Safety Tip: Going out diving under less than perfect conditions is still okay, but you should follow local advice to prevent yourself from running into things like tidal currents.
Finally, you need to have planned your entry and exit points. These will serve as guidelines for your trip and should be a priority. Decide on multiple exit points in the case of an emergency.
7. Shallow Waters First
Before you jump into the deep end, you will need to have some practice in the water, and there is no better place to do it than in shallow waters. Once you get used to the movement of fish, you can go deeper and get a more practical experience.

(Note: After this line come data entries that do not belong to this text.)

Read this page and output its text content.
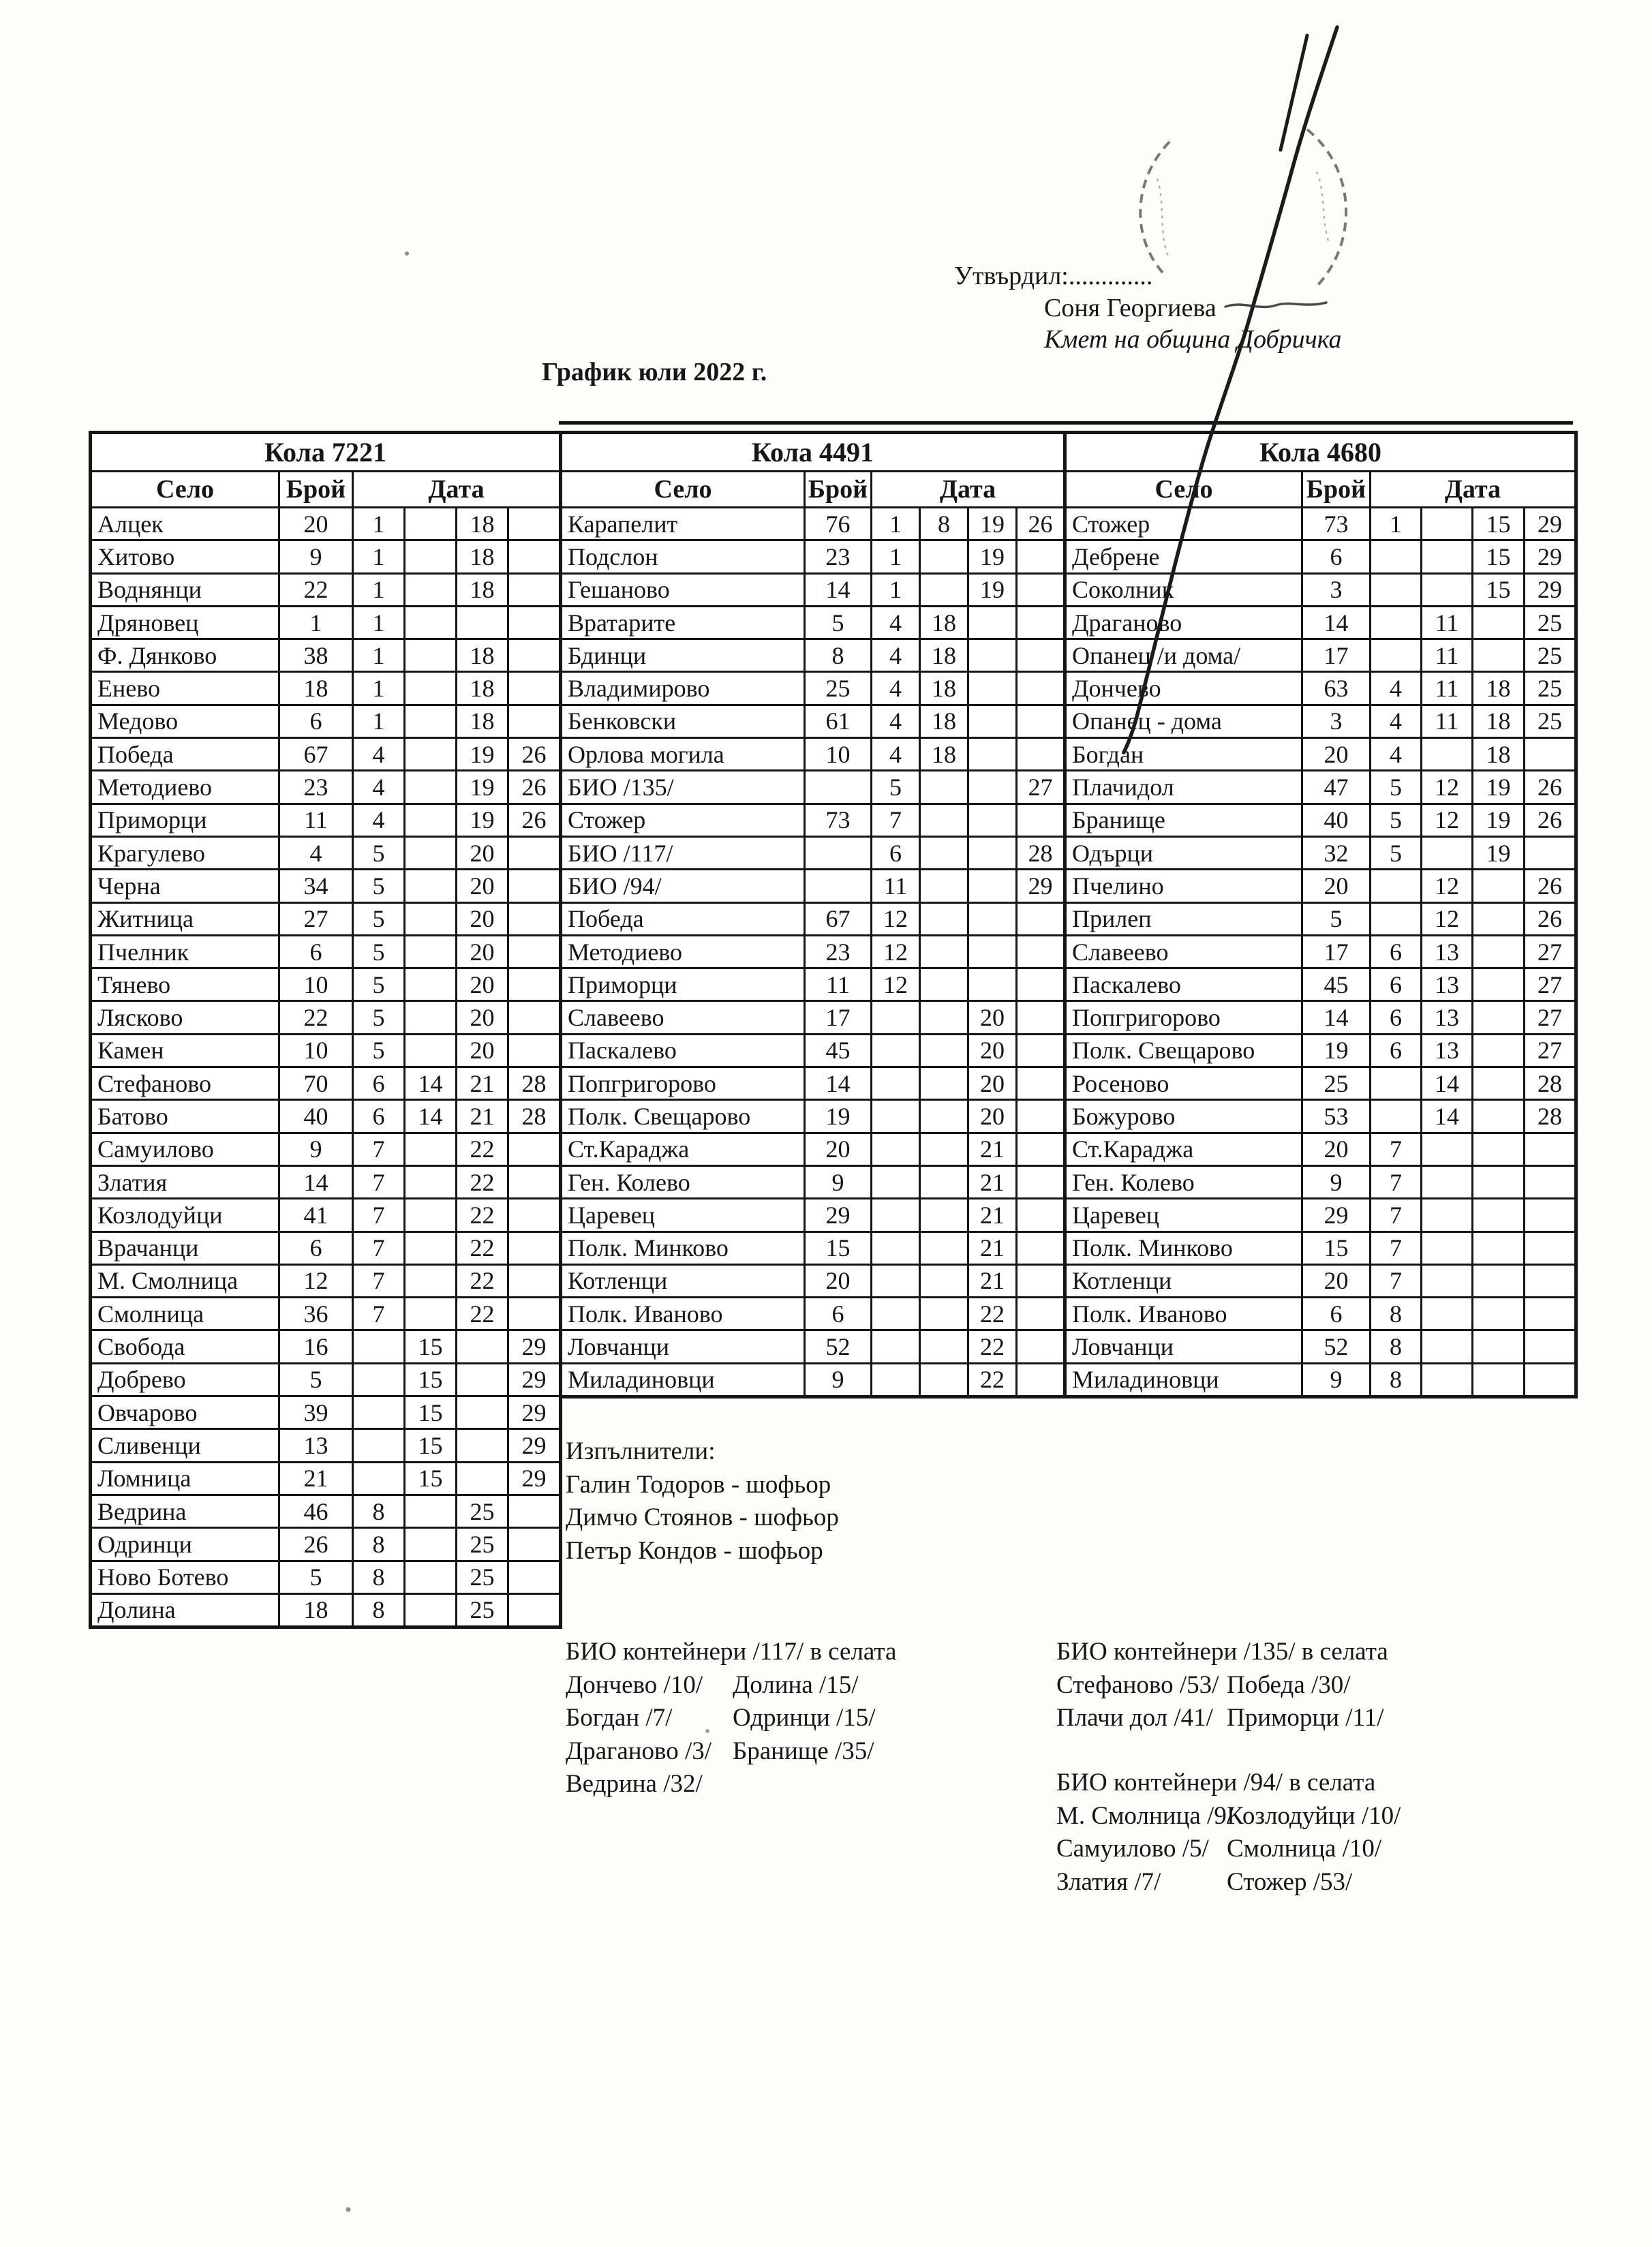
Утвърдил:.............
Соня Георгиева
Кмет на община Добричка
График юли 2022 г.
Кола 7221					
Село	Брой	Дата			
Алцек	20	1		18	
Хитово	9	1		18	
Воднянци	22	1		18	
Дряновец	1	1			
Ф. Дянково	38	1		18	
Енево	18	1		18	
Медово	6	1		18	
Победа	67	4		19	26
Методиево	23	4		19	26
Приморци	11	4		19	26
Крагулево	4	5		20	
Черна	34	5		20	
Житница	27	5		20	
Пчелник	6	5		20	
Тянево	10	5		20	
Лясково	22	5		20	
Камен	10	5		20	
Стефаново	70	6	14	21	28
Батово	40	6	14	21	28
Самуилово	9	7		22	
Златия	14	7		22	
Козлодуйци	41	7		22	
Врачанци	6	7		22	
М. Смолница	12	7		22	
Смолница	36	7		22	
Свобода	16		15		29
Добрево	5		15		29
Овчарово	39		15		29
Сливенци	13		15		29
Ломница	21		15		29
Ведрина	46	8		25	
Одринци	26	8		25	
Ново Ботево	5	8		25	
Долина	18	8		25	
Кола 4491					
Село	Брой	Дата			
Карапелит	76	1	8	19	26
Подслон	23	1		19	
Гешаново	14	1		19	
Вратарите	5	4	18		
Бдинци	8	4	18		
Владимирово	25	4	18		
Бенковски	61	4	18		
Орлова могила	10	4	18		
БИО /135/		5			27
Стожер	73	7			
БИО /117/		6			28
БИО /94/		11			29
Победа	67	12			
Методиево	23	12			
Приморци	11	12			
Славеево	17			20	
Паскалево	45			20	
Попгригорово	14			20	
Полк. Свещарово	19			20	
Ст.Караджа	20			21	
Ген. Колево	9			21	
Царевец	29			21	
Полк. Минково	15			21	
Котленци	20			21	
Полк. Иваново	6			22	
Ловчанци	52			22	
Миладиновци	9			22	
Кола 4680					
Село	Брой	Дата			
Стожер	73	1		15	29
Дебрене	6			15	29
Соколник	3			15	29
Драганово	14		11		25
Опанец /и дома/	17		11		25
Дончево	63	4	11	18	25
Опанец - дома	3	4	11	18	25
Богдан	20	4		18	
Плачидол	47	5	12	19	26
Бранище	40	5	12	19	26
Одърци	32	5		19	
Пчелино	20		12		26
Прилеп	5		12		26
Славеево	17	6	13		27
Паскалево	45	6	13		27
Попгригорово	14	6	13		27
Полк. Свещарово	19	6	13		27
Росеново	25		14		28
Божурово	53		14		28
Ст.Караджа	20	7			
Ген. Колево	9	7			
Царевец	29	7			
Полк. Минково	15	7			
Котленци	20	7			
Полк. Иваново	6	8			
Ловчанци	52	8			
Миладиновци	9	8			
Изпълнители:
Галин Тодоров - шофьор
Димчо Стоянов - шофьор
Петър Кондов - шофьор
БИО контейнери /117/ в селата
Дончево /10/	Долина /15/
Богдан /7/	Одринци /15/
Драганово /3/ Бранище /35/
Ведрина /32/
БИО контейнери /135/ в селата
Стефаново /53/ Победа /30/
Плачи дол /41/ Приморци /11/
БИО контейнери /94/ в селата
М. Смолница /9/
Козлодуйци /10/
Самуилово /5/ Смолница /10/
Златия /7/	Стожер /53/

8. Get To Know Your Weapon
No matter what model you decide to use, always make sure you know how to operate your speargun before jumping in the water. Instructions can vary from model and type. We suggest going over the manual and watching online tutorials.

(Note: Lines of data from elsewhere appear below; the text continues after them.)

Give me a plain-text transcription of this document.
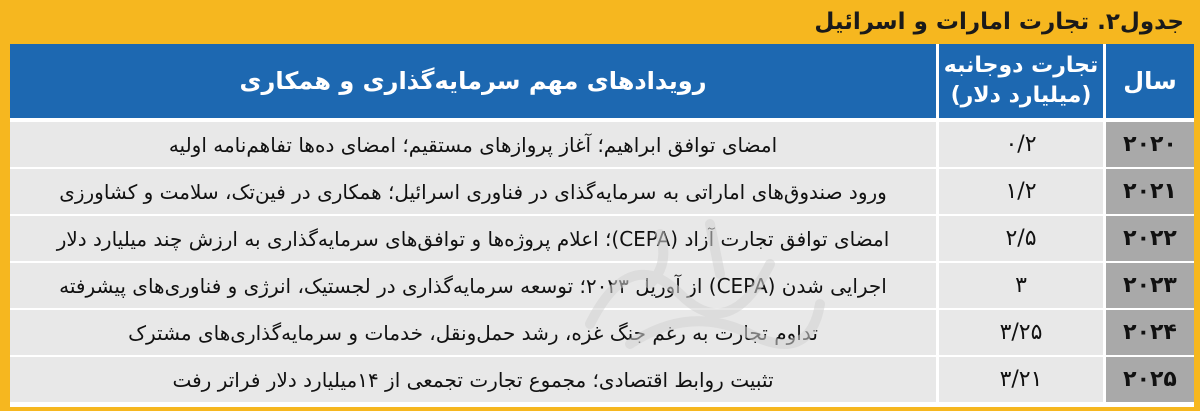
جدول۲. تجارت امارات و اسرائیل
سال
تجارت دوجانبه
(میلیارد دلار)
رویدادهای مهم سرمایه‌گذاری و همکاری
۲۰۲۰
۰/۲
امضای توافق ابراهیم؛ آغاز پروازهای مستقیم؛ امضای ده‌ها تفاهم‌نامه اولیه
۲۰۲۱
۱/۲
ورود صندوق‌های اماراتی به سرمایه‌گذای در فناوری اسرائیل؛ همکاری در فین‌تک، سلامت و کشاورزی
۲۰۲۲
۲/۵
امضای توافق تجارت آزاد (CEPA)؛ اعلام پروژه‌ها و توافق‌های سرمایه‌گذاری به ارزش چند میلیارد دلار
۲۰۲۳
۳
اجرایی شدن (CEPA) از آوریل ۲۰۲۳؛ توسعه سرمایه‌گذاری در لجستیک، انرژی و فناوری‌های پیشرفته
۲۰۲۴
۳/۲۵
تداوم تجارت به رغم جنگ غزه، رشد حمل‌ونقل، خدمات و سرمایه‌گذاری‌های مشترک
۲۰۲۵
۳/۲۱
تثبیت روابط اقتصادی؛ مجموع تجارت تجمعی از ۱۴میلیارد دلار فراتر رفت
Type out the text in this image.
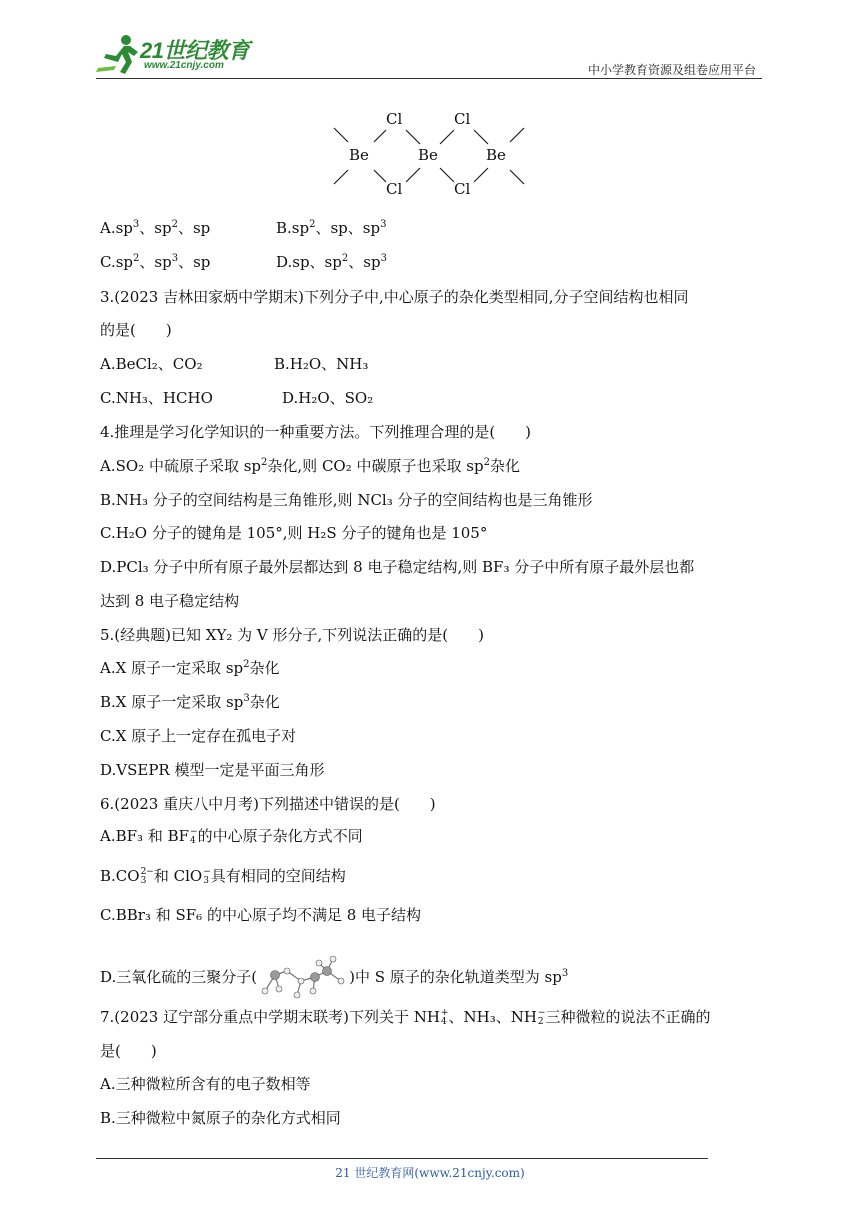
21世纪教育
www.21cnjy.com	中小学教育资源及组卷应用平台
Cl	Cl
Cl	Cl
Be	Be	Be
$A.sp^3$、$sp^2$、sp	$B.sp^2$、sp、$sp^3$
$C.sp^2$、$sp^3$、sp	D.sp、$sp^2$、$sp^3$
3.(2023 吉林田家炳中学期末)下列分子中,中心原子的杂化类型相同,分子空间结构也相同
的是(　　)
A.BeCl₂、CO₂	B.H₂O、NH₃
C.NH₃、HCHO	D.H₂O、SO₂
4.推理是学习化学知识的一种重要方法。下列推理合理的是(　　)
A.SO₂ 中硫原子采取 $sp^2$杂化,则 CO₂ 中碳原子也采取 $sp^2$杂化
B.NH₃ 分子的空间结构是三角锥形,则 NCl₃ 分子的空间结构也是三角锥形
C.H₂O 分子的键角是 105°,则 H₂S 分子的键角也是 105°
D.PCl₃ 分子中所有原子最外层都达到 8 电子稳定结构,则 BF₃ 分子中所有原子最外层也都
达到 8 电子稳定结构
5.(经典题)已知 XY₂ 为 V 形分子,下列说法正确的是(　　)
A.X 原子一定采取 $sp^2$杂化
B.X 原子一定采取 $sp^3$杂化
C.X 原子上一定存在孤电子对
D.VSEPR 模型一定是平面三角形
6.(2023 重庆八中月考)下列描述中错误的是(　　)
A.BF₃ 和 BF −
4 的中心原子杂化方式不同
B.CO 2−
3 和 ClO −
3 具有相同的空间结构
C.BBr₃ 和 SF₆ 的中心原子均不满足 8 电子结构
D.三氧化硫的三聚分子(	)中 S 原子的杂化轨道类型为 $sp^3$
7.(2023 辽宁部分重点中学期末联考)下列关于 NH +
4 、NH₃、NH −
2 三种微粒的说法不正确的
是(　　)
A.三种微粒所含有的电子数相等
B.三种微粒中氮原子的杂化方式相同
21 世纪教育网(www.21cnjy.com)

As for handling, loading a band-powered speargun is a matter of pulling back the bands over the shaft until it clicks. Learning how to aim and shoot will come naturally with practice, but you should be ready to handle any recoil.
9. Practice Your Aim and Freediving
There is no set method for aiming a speargun, but most people tend to align their prey with the shaft of the speargun and take the shot. There are other ways to take your shot, but most divers will discover what works best for them once they are in the water.
Aiming Tip: Always aim for the fish’s head for a more efficient and humane kill.
Most spearfishing uses freediving since it offers the most mobility and is accessible without costly equipment. However, you should still practice and improve your skills before moving into deeper waters.
10. Always Follow Safety Protocols
Above everything else on this list, you should always follow safety protocols to ensure that you and any other diver with you are free from potential dangers. Aside from following standard safety guidelines, you should create a diving plan that you adhere to. That means knowing the area where you will dive and how long you will be diving for. Be sure to communicate this with your friends.
Then, we have to discuss your speargun. You should consider this a lethal weapon. Never point a loaded speargun at someone, and always handle it with care.
Now that you’ve read this comprehensive guide, you should be ready to explore and hunt deeper. Be sure to talk to plenty of fellow enthusiasts that can provide you with local context on the area where you plan to dive. Happy Spearfishing!